Incensed by Balearic piracy,
Rome sent an expedition led by the Roman consul Quintus Cecilius Metelus to teach the Islanders the error of
their ways. Well aware of the fame of the Mallorcan slingers in battle, the Consul took the precaution of
covering the outside of his vessels with leather. This deadened the force of the stones hurled by the slingers
and victory followed although it had taken two years to achieve, such was the ferocity and marksmanship of the Island defenders.
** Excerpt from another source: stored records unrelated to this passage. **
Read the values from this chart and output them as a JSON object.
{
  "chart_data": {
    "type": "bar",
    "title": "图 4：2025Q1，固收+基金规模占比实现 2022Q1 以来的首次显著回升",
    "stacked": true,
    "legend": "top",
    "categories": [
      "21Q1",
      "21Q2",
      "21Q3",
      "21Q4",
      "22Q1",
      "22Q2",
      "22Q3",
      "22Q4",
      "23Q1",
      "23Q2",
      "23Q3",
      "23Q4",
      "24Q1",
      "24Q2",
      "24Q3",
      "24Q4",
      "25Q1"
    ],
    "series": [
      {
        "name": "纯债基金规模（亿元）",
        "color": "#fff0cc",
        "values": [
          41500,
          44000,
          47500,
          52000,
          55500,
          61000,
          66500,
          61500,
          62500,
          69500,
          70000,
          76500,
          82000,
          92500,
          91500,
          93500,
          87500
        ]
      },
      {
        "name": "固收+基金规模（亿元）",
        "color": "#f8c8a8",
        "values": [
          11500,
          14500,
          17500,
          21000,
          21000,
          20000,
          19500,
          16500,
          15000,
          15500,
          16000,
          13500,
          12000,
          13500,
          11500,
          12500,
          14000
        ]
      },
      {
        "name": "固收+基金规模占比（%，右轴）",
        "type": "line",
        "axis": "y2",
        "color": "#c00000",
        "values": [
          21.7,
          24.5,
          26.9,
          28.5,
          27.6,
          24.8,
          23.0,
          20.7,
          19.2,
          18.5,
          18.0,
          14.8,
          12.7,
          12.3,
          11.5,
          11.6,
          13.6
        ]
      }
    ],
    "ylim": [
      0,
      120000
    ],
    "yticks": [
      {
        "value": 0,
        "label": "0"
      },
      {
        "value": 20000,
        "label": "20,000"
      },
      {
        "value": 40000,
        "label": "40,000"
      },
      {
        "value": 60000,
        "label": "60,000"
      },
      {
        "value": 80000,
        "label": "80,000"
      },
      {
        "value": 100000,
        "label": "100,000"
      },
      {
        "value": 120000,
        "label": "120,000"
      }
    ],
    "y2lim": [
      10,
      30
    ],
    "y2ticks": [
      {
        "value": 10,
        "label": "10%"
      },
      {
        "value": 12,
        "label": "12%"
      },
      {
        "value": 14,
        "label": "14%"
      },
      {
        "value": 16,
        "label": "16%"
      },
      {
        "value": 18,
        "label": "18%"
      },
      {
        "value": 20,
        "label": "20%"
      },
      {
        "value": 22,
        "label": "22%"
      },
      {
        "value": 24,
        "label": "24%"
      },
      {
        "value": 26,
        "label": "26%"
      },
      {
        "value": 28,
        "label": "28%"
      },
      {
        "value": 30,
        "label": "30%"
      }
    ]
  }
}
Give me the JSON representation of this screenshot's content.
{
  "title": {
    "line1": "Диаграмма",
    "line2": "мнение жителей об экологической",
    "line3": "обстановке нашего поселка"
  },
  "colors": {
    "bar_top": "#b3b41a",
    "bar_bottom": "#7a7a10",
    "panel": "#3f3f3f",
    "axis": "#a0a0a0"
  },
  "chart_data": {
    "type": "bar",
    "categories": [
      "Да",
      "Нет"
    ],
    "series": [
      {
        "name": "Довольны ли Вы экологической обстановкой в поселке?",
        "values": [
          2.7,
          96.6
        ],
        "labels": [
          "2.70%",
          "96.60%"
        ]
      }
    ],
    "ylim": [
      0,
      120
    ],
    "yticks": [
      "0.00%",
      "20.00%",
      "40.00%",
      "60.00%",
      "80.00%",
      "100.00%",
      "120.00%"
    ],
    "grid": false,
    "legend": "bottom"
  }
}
Two thousand Romans were left on the Island and subsequently 3,000 colonists joined them
and spread through the Island or settled around the Almudaina Palace -the first part of the city to be walled-
and Pollentia in the northeast, the site of a Phoenician settlement. Pollentia was the port for Roman cities to
the northwest Mediterranean, Palmeria the port used for trading with Carthage and the remainder of Africa. The
Palma-Pollentia road follows the ancient Roman way very closely, although the site of Tuccis, known to be a
staging post, has still not been identified.
Palmeria itself was a Roman camp, founded on the remains of a talayot settlement. Its strategic location
brought increased trade and prosperity to the Island. New farming methods introduced by the Romans led to the
production of wheat and wine. Olive trees were imported and the salt production flourished.